Ragionare oggi sui criteri che valorizzano la sanità come “bene comune” non può prescindere da alcune valutazioni. La prima riguarda la sostenibilità del sistema: come tutto il mondo del welfare, anche la sanità è legata a doppia mandata con la situazione economica complessiva. Difficilmente le risorse da investire in protezione sociale aumenteranno, se il sistema non sarà in grado di consolidare lo sviluppo economico, di sostenere la produzione e di difendere il lavoro. Quando si parla di welfare, inoltre, l’Italia si presenta come un paese nettamente spaccato in due: in merito ai livelli delle prestazioni erogate, tra il Nord e il Sud continua ad esistere un divario così importante da mettere in dubbio l’idea stessa di cittadinanza. Con quali strumenti di perequazione possiamo provare a colmarlo? Sanità pubblica o privata? Qui servirebbero ragionamenti pragmatici. Gli erogatori privati sono importanti, a condizione che vengano governati e che lavorino in un’ottica di integrazione (e non di competizione) con i servizi pubblici. Da ultimo, è necessario riflettere sul modello di sanità di cui abbiamo bisogno. Quello dei piccoli ospedali diffusi su tutto il territorio esprime una prossimità che non è solo insostenibile, ma è anche pericolosa. Studi consolidati provano, ogni oltre ragionevole dubbio, che la concentrazione delle attività ad alta intensità assistenziale è un fattore essenziale per la buona riuscita degli interventi e per la riduzione della mortalità. Pochi ospedali ad elevato potenziale clinico e tecnologico quindi, affiancati però da un sistema di emergenza efficace e capillare, così come da strutture territoriali di prossimità nelle quali garantire le cure primarie, la specialistica ambulatoriale e i servizi ad integrazione socio sanitaria.
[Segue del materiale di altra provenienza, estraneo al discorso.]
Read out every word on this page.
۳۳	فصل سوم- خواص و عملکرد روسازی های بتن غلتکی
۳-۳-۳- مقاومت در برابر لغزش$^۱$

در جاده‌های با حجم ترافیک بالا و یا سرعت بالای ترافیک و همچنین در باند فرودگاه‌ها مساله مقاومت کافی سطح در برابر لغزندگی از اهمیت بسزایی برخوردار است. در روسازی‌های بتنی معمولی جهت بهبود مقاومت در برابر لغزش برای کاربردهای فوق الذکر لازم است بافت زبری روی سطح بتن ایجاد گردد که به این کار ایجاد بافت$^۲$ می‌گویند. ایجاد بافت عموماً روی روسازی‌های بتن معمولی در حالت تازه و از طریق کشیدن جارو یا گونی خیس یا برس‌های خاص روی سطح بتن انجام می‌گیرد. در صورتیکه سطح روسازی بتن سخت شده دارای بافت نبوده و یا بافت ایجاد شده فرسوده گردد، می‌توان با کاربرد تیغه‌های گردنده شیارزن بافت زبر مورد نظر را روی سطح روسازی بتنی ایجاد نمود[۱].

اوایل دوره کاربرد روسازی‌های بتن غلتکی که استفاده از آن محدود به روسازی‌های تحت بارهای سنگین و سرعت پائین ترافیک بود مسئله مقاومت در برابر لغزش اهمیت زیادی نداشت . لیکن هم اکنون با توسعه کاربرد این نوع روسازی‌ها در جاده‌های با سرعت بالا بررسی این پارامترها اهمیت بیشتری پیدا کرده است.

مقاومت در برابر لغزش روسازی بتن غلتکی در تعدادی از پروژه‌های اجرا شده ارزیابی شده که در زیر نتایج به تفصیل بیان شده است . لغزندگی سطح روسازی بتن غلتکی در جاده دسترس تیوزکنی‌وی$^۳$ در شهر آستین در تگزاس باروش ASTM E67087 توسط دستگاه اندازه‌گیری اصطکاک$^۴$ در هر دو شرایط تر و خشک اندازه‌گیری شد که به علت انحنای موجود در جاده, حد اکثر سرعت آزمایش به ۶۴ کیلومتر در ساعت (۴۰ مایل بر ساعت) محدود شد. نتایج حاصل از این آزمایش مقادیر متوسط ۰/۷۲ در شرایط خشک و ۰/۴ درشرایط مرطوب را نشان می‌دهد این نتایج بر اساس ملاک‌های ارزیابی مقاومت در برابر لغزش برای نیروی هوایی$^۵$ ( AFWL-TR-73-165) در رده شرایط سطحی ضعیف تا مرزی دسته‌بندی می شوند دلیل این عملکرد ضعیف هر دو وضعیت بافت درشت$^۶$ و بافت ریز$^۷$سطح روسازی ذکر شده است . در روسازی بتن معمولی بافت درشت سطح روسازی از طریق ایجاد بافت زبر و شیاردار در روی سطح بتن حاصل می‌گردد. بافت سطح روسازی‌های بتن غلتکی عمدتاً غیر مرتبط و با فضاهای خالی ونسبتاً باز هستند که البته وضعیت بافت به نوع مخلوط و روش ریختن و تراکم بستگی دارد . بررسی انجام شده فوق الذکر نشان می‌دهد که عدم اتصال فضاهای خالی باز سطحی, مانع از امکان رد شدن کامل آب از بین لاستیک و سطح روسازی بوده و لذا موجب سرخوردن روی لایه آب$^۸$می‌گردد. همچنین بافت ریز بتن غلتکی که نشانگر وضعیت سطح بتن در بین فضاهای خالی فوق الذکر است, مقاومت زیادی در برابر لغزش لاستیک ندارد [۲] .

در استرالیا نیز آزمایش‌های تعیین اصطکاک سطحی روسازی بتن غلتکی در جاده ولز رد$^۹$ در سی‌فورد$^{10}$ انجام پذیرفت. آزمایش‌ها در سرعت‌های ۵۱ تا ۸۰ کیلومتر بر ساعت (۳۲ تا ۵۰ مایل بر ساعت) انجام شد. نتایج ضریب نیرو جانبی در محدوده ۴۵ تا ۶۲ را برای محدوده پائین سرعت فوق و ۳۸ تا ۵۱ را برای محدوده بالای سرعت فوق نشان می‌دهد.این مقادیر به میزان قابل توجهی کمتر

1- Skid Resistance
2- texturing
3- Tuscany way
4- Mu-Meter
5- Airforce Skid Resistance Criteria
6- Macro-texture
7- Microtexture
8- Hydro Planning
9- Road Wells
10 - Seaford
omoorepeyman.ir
Cosa possiamo fare noi cittadini? Innanzitutto migliorare i nostri stili di vita, forti della consapevolezza che 1 € speso in prevenzione ne vale almeno 4 risparmiati in cure. E’ importante poi “consumare” con più responsabilità farmaci, visite e prestazioni diagnostiche e strumentali. Anche in questo caso, gli esperti concordano nello stimare che una prescrizione medica su 3 è a forte rischio di inutilità. Tra le conseguenze di questo approccio “difensivo” alla salute – al quale non sono estranei in nostri Medici di famiglia – c’è anche quello delle liste d’attesa infinite. Un fenomeno che sicuramente dipende anche dalle inefficienze del sistema pubblico e dalla colpevole astuzia di alcuni professionisti privati, ma che potremmo anche noi contribuire a ridurre con i nostri comportamenti di tutti i giorni.